Hai lasciato una Roma in corsa e che corre. Dove può arrivare?

«Ovunque. L’Inter può perdere punti e noi (dice proprio così, noi, ndi.) siamo pronti ad approfittarne per lo scudetto, ma anche arrivare secondi sarebbe un mezzo miracolo dopo il deludente avvio di stagione. Anche Coppa Italia ed Euro­pa League sono alla portata. L’unico pro­blema è quello di mantenere la forma di questo periodo».

è sempre alle prese coi suoi ma­lanni al ginocchio.

«Francesco è il mio capitano, un gran­de giocatore ma soprattutto un ragazzo eccezionale, semplice, disponibile. Un fratello maggiore. Di lui esce troppo stes­so un’immagine stereotipata che non lo rappresenta in alcun modo. Spero recu­peri presto e bene».

La Roma gioca domani ad Atene

«In bocca al lupo alla squadra. L’ostaco­lo è importante, ma la Roma può passar­lo ».

A proposito, in teoria ci potrebbe esse­re anche una finale Roma-Fulham in Eu­ropa League.

«E per fortuna, si fa per dire, io non posso giocarla (avendo già presenze in giallorosso in questa edizione, ndi). Al­trimenti sai che tensione. Così me la ve­drei dalla tribuna e... che vinca il miglio­re ».

Con quel colpo di tacco al Siena quasi quasi avevi costretto Ranieri a ripensar­ci.

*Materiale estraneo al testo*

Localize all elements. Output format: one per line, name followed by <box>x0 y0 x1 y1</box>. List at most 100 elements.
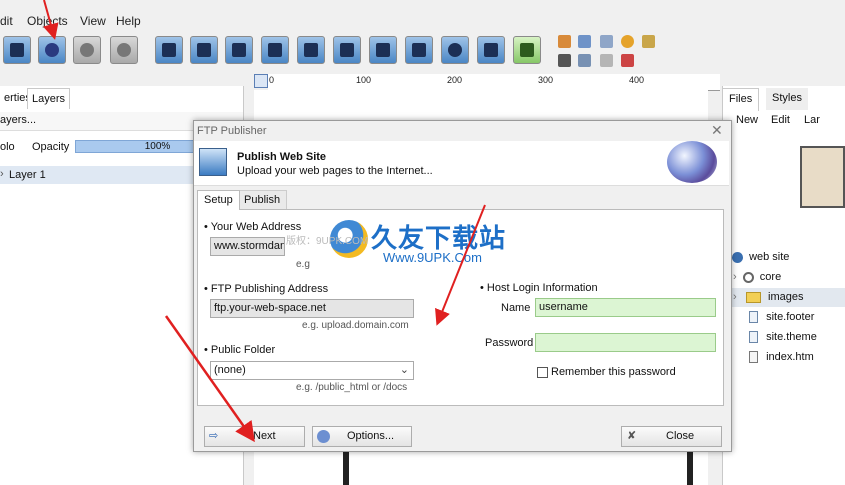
tree-item-site-theme[interactable]: site.theme <box>749 331 817 344</box>
paste-icon[interactable] <box>600 54 613 67</box>
shape-tool-icon[interactable] <box>369 36 397 64</box>
dialog-header-subtitle: Upload your web pages to the Internet... <box>237 165 433 177</box>
ruler-mark: 200 <box>447 75 463 85</box>
effects-icon[interactable] <box>621 35 634 48</box>
next-button-label: Next <box>253 430 276 442</box>
public-folder-label: • Public Folder <box>204 344 276 356</box>
search-tool-icon[interactable] <box>477 36 505 64</box>
watermark-url: Www.9UPK.Com <box>383 250 482 265</box>
arrange-icon[interactable] <box>558 35 571 48</box>
close-button-label: Close <box>666 430 695 442</box>
remember-password-checkbox[interactable] <box>537 367 548 378</box>
text-tool-icon[interactable] <box>261 36 289 64</box>
tree-item-site-footer[interactable]: site.footer <box>749 311 815 324</box>
chevron-right-icon[interactable]: › <box>733 271 737 283</box>
solo-label[interactable]: olo <box>0 141 15 153</box>
align-icon[interactable] <box>578 35 591 48</box>
link-icon[interactable] <box>642 35 655 48</box>
tree-label: core <box>759 271 782 283</box>
large-view-button[interactable]: Lar <box>804 114 820 126</box>
menu-objects[interactable]: Objects <box>27 14 68 28</box>
toolbar <box>0 32 720 70</box>
ruler-mark: 400 <box>629 75 645 85</box>
copy-icon[interactable] <box>578 54 591 67</box>
next-button[interactable]: ⇨ Next <box>204 426 305 447</box>
chevron-right-icon[interactable]: › <box>733 291 737 303</box>
media-tool-icon[interactable] <box>441 36 469 64</box>
tree-item-core[interactable]: › core <box>733 271 781 283</box>
public-folder-select[interactable]: (none) ⌄ <box>210 361 414 380</box>
layers-menu-label: ayers... <box>0 114 37 126</box>
web-address-field[interactable]: www.stormdance.n <box>210 237 285 256</box>
tree-item-images[interactable]: › images <box>731 288 845 307</box>
tree-item-index[interactable]: index.htm <box>749 351 814 364</box>
delete-icon[interactable] <box>621 54 634 67</box>
options-button-label: Options... <box>347 430 395 442</box>
menu-bar: dit Objects View Help <box>0 10 845 32</box>
pen-tool-icon[interactable] <box>155 36 183 64</box>
image-tool-icon[interactable] <box>333 36 361 64</box>
file-icon <box>749 311 758 324</box>
ftp-address-hint: e.g. upload.domain.com <box>302 320 409 331</box>
publish-globe-icon[interactable] <box>38 36 66 64</box>
username-field[interactable]: username <box>535 298 716 317</box>
watermark-sub: 版权：9UPK.COM <box>286 236 369 247</box>
globe-icon <box>667 141 717 183</box>
tab-setup[interactable]: Setup <box>197 190 240 210</box>
save-icon[interactable] <box>3 36 31 64</box>
gallery-tool-icon[interactable] <box>297 36 325 64</box>
tree-label: web site <box>749 251 790 263</box>
page-thumbnail <box>800 146 845 208</box>
ruler-corner-icon[interactable] <box>254 74 268 88</box>
close-button[interactable]: ✘ Close <box>621 426 722 447</box>
help-icon[interactable] <box>110 36 138 64</box>
tab-styles[interactable]: Styles <box>766 88 808 110</box>
tab-layers[interactable]: Layers <box>27 88 71 109</box>
tab-files[interactable]: Files <box>722 88 760 111</box>
menu-edit[interactable]: dit <box>0 14 13 28</box>
menu-help[interactable]: Help <box>116 14 141 28</box>
host-login-label: • Host Login Information <box>480 282 598 294</box>
folder-icon <box>746 292 761 303</box>
public-folder-value: (none) <box>214 364 246 376</box>
globe-icon <box>732 251 743 263</box>
layer-item-label: Layer 1 <box>9 169 46 181</box>
box-tool-icon[interactable] <box>190 36 218 64</box>
group-icon[interactable] <box>600 35 613 48</box>
dialog-header <box>194 141 729 186</box>
tree-label: site.theme <box>766 331 817 343</box>
ruler-mark: 300 <box>538 75 554 85</box>
dialog-header-title: Publish Web Site <box>237 151 327 163</box>
tree-label: site.footer <box>766 311 815 323</box>
button-tool-icon[interactable] <box>405 36 433 64</box>
ftp-address-field[interactable]: ftp.your-web-space.net <box>210 299 414 318</box>
dialog-title: FTP Publisher <box>197 125 267 137</box>
arrow-right-icon: ⇨ <box>209 430 219 442</box>
canvas-object[interactable] <box>343 452 693 485</box>
name-label: Name <box>501 302 531 314</box>
public-folder-hint: e.g. /public_html or /docs <box>296 382 408 393</box>
edit-file-button[interactable]: Edit <box>771 114 790 126</box>
new-file-button[interactable]: New <box>736 114 758 126</box>
cut-icon[interactable] <box>558 54 571 67</box>
camera-tool-icon[interactable] <box>225 36 253 64</box>
ftp-address-label: • FTP Publishing Address <box>204 283 329 295</box>
tree-item-web-site[interactable]: web site <box>732 251 789 263</box>
publish-icon <box>199 148 227 176</box>
opacity-label: Opacity <box>32 141 70 153</box>
web-address-hint: e.g <box>296 259 310 270</box>
tree-label: index.htm <box>766 351 814 363</box>
form-tool-icon[interactable] <box>513 36 541 64</box>
preview-eye-icon[interactable] <box>73 36 101 64</box>
password-field[interactable] <box>535 333 716 352</box>
chevron-down-icon[interactable]: ⌄ <box>400 362 409 379</box>
chevron-right-icon[interactable]: › <box>0 168 4 180</box>
ruler-mark: 100 <box>356 75 372 85</box>
close-x-icon: ✘ <box>627 430 637 442</box>
core-folder-icon <box>742 271 754 283</box>
tab-publish[interactable]: Publish <box>237 190 288 210</box>
menu-view[interactable]: View <box>80 14 106 28</box>
close-icon[interactable]: ✕ <box>711 122 723 139</box>
options-button[interactable]: Options... <box>312 426 412 447</box>
options-icon <box>317 430 330 443</box>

«No, era già tutto deciso, nessun ripen­samento e Ranieri mi ha detto che la scelta era quella giusta. Scelta che, ci tengo a chiarire, è stata in primo luogo mia. D’altronde anche il mister ha fatto una bella esperienza in Inghilterra e cre­do gli sia stata utile».

Dopo il buon debutto in Lussemburgo, Casiraghi ti ha richiamato nell’Under 21.

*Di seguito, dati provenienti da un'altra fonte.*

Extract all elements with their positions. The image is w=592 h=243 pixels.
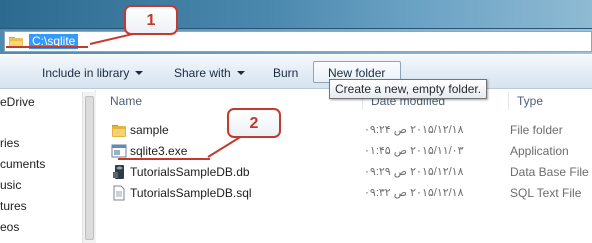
file-name: TutorialsSampleDB.db [130, 165, 250, 179]
share-with-label: Share with [174, 66, 231, 80]
nav-item-onedrive[interactable]: eDrive [0, 95, 35, 109]
chevron-down-icon [135, 71, 144, 75]
file-type: Data Base File [510, 165, 589, 179]
column-divider[interactable] [508, 92, 509, 110]
nav-scrollbar-thumb[interactable] [85, 96, 94, 240]
column-header-name[interactable]: Name [110, 94, 142, 108]
annotation-number: 1 [146, 12, 156, 29]
annotation-callout-1: 1 [124, 5, 178, 35]
file-date: ۲۰۱۵/۱۲/۱۸ ص ۰۹:۲۴ [364, 124, 464, 136]
application-icon [111, 144, 127, 158]
file-row[interactable]: sqlite3.exe ۲۰۱۵/۱۱/۰۳ ص ۰۱:۴۵ Applicati… [108, 141, 592, 161]
folder-icon [9, 37, 23, 48]
nav-item-documents[interactable]: cuments [0, 157, 45, 171]
address-bar: C:\sqlite [0, 28, 592, 54]
new-folder-tooltip: Create a new, empty folder. [329, 79, 488, 99]
burn-button[interactable]: Burn [273, 64, 298, 82]
annotation-callout-2: 2 [227, 108, 281, 138]
folder-icon [112, 125, 126, 137]
database-file-icon [113, 165, 124, 179]
file-date: ۲۰۱۵/۱۲/۱۸ ص ۰۹:۲۹ [364, 166, 464, 178]
file-name: sqlite3.exe [130, 144, 188, 158]
text-file-icon [113, 185, 125, 201]
file-name: TutorialsSampleDB.sql [130, 186, 252, 200]
file-type: Application [510, 144, 569, 158]
file-date: ۲۰۱۵/۱۱/۰۳ ص ۰۱:۴۵ [364, 145, 464, 157]
address-path[interactable]: C:\sqlite [29, 34, 79, 49]
file-row[interactable]: TutorialsSampleDB.sql ۲۰۱۵/۱۲/۱۸ ص ۰۹:۳۲… [108, 183, 592, 203]
include-in-library-button[interactable]: Include in library [42, 64, 144, 82]
address-field[interactable]: C:\sqlite [4, 31, 592, 52]
file-type: SQL Text File [510, 186, 582, 200]
file-name: sample [130, 123, 169, 137]
nav-scrollbar[interactable] [82, 92, 96, 243]
nav-item-pictures[interactable]: tures [0, 199, 27, 213]
burn-label: Burn [273, 66, 299, 80]
share-with-button[interactable]: Share with [174, 64, 245, 82]
column-header-type[interactable]: Type [517, 94, 543, 108]
chevron-down-icon [236, 71, 245, 75]
nav-item-videos[interactable]: eos [0, 220, 19, 234]
include-in-library-label: Include in library [42, 66, 130, 80]
window-title-strip [0, 0, 592, 28]
file-row[interactable]: sample ۲۰۱۵/۱۲/۱۸ ص ۰۹:۲۴ File folder [108, 120, 592, 140]
nav-item-music[interactable]: usic [0, 178, 21, 192]
file-date: ۲۰۱۵/۱۲/۱۸ ص ۰۹:۳۲ [364, 187, 464, 199]
annotation-number: 2 [249, 115, 259, 132]
file-row[interactable]: TutorialsSampleDB.db ۲۰۱۵/۱۲/۱۸ ص ۰۹:۲۹ … [108, 162, 592, 182]
nav-item-libraries[interactable]: ries [0, 136, 19, 150]
file-type: File folder [510, 123, 563, 137]
command-toolbar: Include in library Share with Burn New f… [0, 55, 592, 89]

«Una convocazione che mi fa molto piacere. Tanto per tornare al discorso di prima, Casiraghi è stato un attaccante di grande livello, per me la sua stima è im­portantissima ».



Roma, Fulham, maglia azzurra della ‘21. Che stagione è per Okaka?

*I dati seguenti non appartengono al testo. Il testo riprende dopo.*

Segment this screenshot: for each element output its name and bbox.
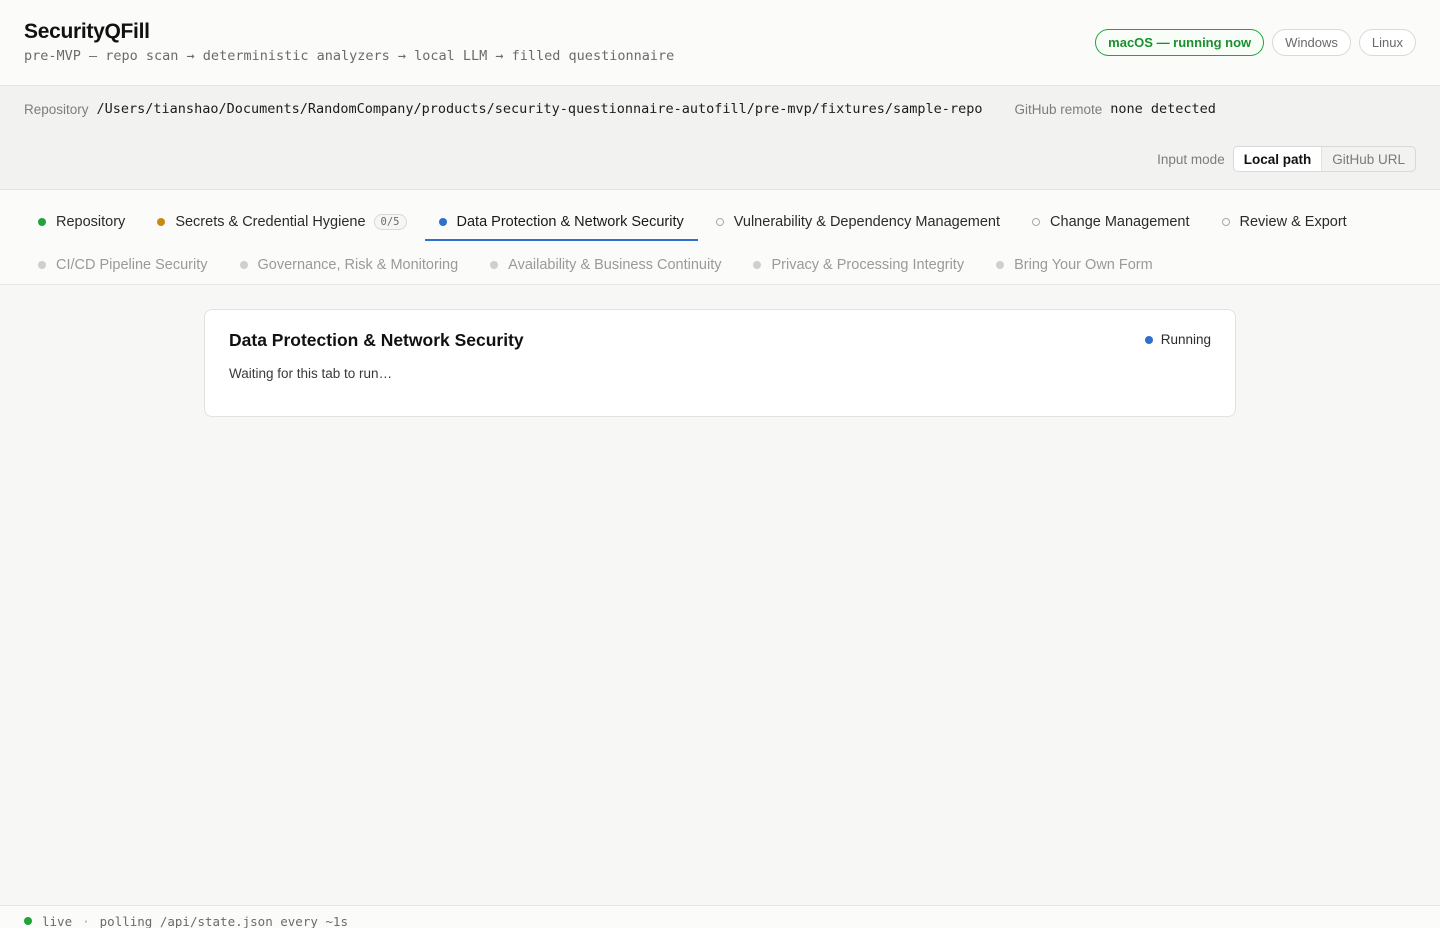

«Di costante crescita, in tutti i sensi. Sento che la strada è quella giusta e con­to di percorrerla bene e di arrivare lon­tano ».

Infortunato Paloschi, il 3 marzo a Rie­ti l’Under 21 potrebbe scendere in cam­po con una coppia d’attacco di formida­bile impatto. Balotelli-Okaka.

«Già, anche due neri. E con Ogbonna sarebbero tre. I tempi cambiano, l’Italia è sempre più multietnica e noi di secon­da e terza generazione siamo italiani ve­ri, mica oriundi».

Con Mario hai mai giocato?

«Mai, però lo conosco bene. Ha un ca­rattere un po’ fragile, ma è un bravo ra­gazzo e soprattutto un campione, nono­stante sia giovanissimo».